Just in time for WorldPride, the Landmarks Preservation Commission (LPC) on June 18 landmarked six important sites in the city’s LGBTQ history.
The locations include Caffe Cino at 31 Cornelia Street, the LGBT Community Center at 208 West 13th Street, the Gay Activists Alliance Firehouse at 99 Wooster Street, James Baldwin’s residence at 137 West 71st Street, the Women’s Liberation Center at 243 West 20th Street, and Audre Lorde’s residence at 207 St. Paul’s Avenue on Staten Island.
The sites represent the first LGBTQ-related landmarks designated by the city since the Stonewall Inn in 2015. The designation now protects the sites from major alterations in the future.

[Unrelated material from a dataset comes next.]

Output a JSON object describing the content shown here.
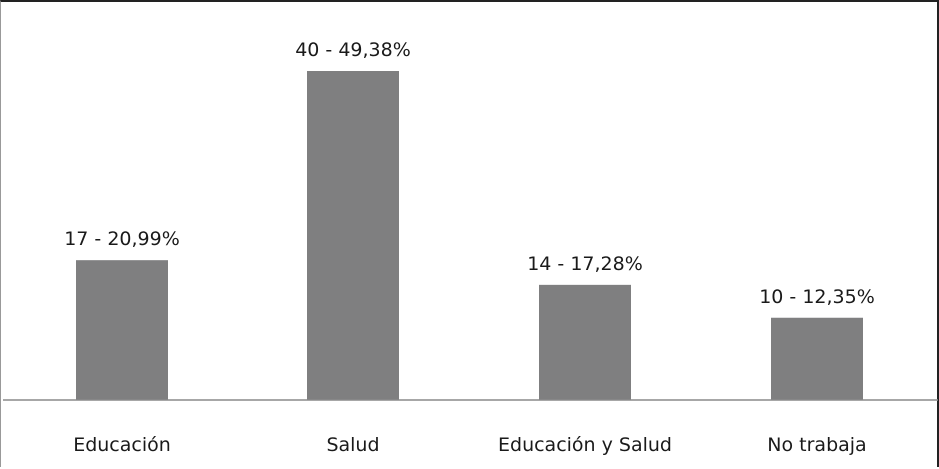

Some of the sites are still in operation today, such as the LGBT Community Center, while others have left little to no trace of the historical relevance acknowledged through the LPC process. For example, a 1974 arson fire destroyed the interior of the firehouse used by the Gay Activists Alliance. That firehouse served as a hub for the organization’s gatherings as well as post-Stonewall political activism.
Other locations also hold significance in queer history and in relation to broader intersectional issues. Baldwin, who spent the final 12 years of his life at the now-landmarked residence near Lincoln Square, penned powerful novels and writings on issues of race, sexuality, and class. Meanwhile, the Women’s Liberation Center was a notable gathering space for women’s organizations, including lesbian groups such as the Lesbian Feminist Liberation and the Lesbian Switchboard.

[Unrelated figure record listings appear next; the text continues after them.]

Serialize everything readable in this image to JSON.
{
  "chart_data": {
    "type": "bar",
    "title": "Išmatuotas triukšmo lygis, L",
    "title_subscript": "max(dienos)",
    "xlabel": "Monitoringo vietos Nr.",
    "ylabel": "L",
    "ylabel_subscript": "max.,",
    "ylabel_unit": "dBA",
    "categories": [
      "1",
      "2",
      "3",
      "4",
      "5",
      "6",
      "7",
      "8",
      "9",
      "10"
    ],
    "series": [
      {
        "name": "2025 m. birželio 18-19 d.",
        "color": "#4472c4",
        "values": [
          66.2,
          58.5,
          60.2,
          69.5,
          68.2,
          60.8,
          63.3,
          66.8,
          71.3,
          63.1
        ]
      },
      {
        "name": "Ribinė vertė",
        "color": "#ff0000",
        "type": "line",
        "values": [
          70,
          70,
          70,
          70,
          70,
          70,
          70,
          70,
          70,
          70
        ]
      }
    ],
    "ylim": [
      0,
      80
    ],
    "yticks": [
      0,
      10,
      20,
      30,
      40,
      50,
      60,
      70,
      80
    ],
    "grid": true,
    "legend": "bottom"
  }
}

The LGBT Community Center opened in 1983 and was the birthplace of several organizations pertaining to queer rights and AIDS activism, such as ACT UP.
Audre Lorde resided at her Staten Island home with her partner and two children for a decade and a half beginning in 1972. She became a historical figure thanks to her poetry and non-fiction papers through her career as an English professor at John Jay College, and she was also known for lending her voice at the 1979 National March on Washington for Lesbian and Gay Rights.
The sixth space to be landmarked, Caffe Cino, became a space for LGBTQ artist to display their work in the pre-Stonewall era from 1958 to 1968. Playwrights defied laws banning homosexuality in the theater realm and freely expressed their productions.
LGBTQ elected officials hailed the designations as an important step towards protecting the city’s queer history.
“As people from around the world gather in New York to celebrate the 50th Anniversary of Stonewall and World Pride, now is the perfect time to preserve our unparalleled LGBTQ history,” City Council Speaker Corey Johnson said in a written statement. “New York City played such an important role in moving the LGBTQ civil rights movement forward and we owe it to those who fought in this movement to ensure that their legacy lives on. These sites memorialize the diversity and intersectionality of the LGBTQ rights movement and will make excellent additions to the city’s amazing list of landmarks.”
Out gay State Senator Brad Hoylman of Manhattan also praised the designation of the sites, saying in a written statement that he is proud the city formally recognized the lasting contributions to the modern LGBTQ civil rights movement.
“When I think of the LGBT Center or the Women’s Liberation Center being preserved for future generations, I think of my two daughters, and I’m relieved to know that they’ll have places to go that celebrate LGBTQ history and the activists who helped make our family possible,” Hoylman said. “My sincere thanks to the Landmarks Preservation Commission for taking this important step today.”
The Greenwich Village Society for Historic Preservation had spent five years pushing the city to landmark the sites, according to the group’s executive director, Andrew Berman.
“All the threads of the rich tapestry of our city’s history deserve to be recognized and preserved,” Berman explained in a written statement. “On the 50th anniversary of the Stonewall Riots, which also occurred in Greenwich Village, we should be reflecting back upon that history of progress and honoring the people and places which made it possible.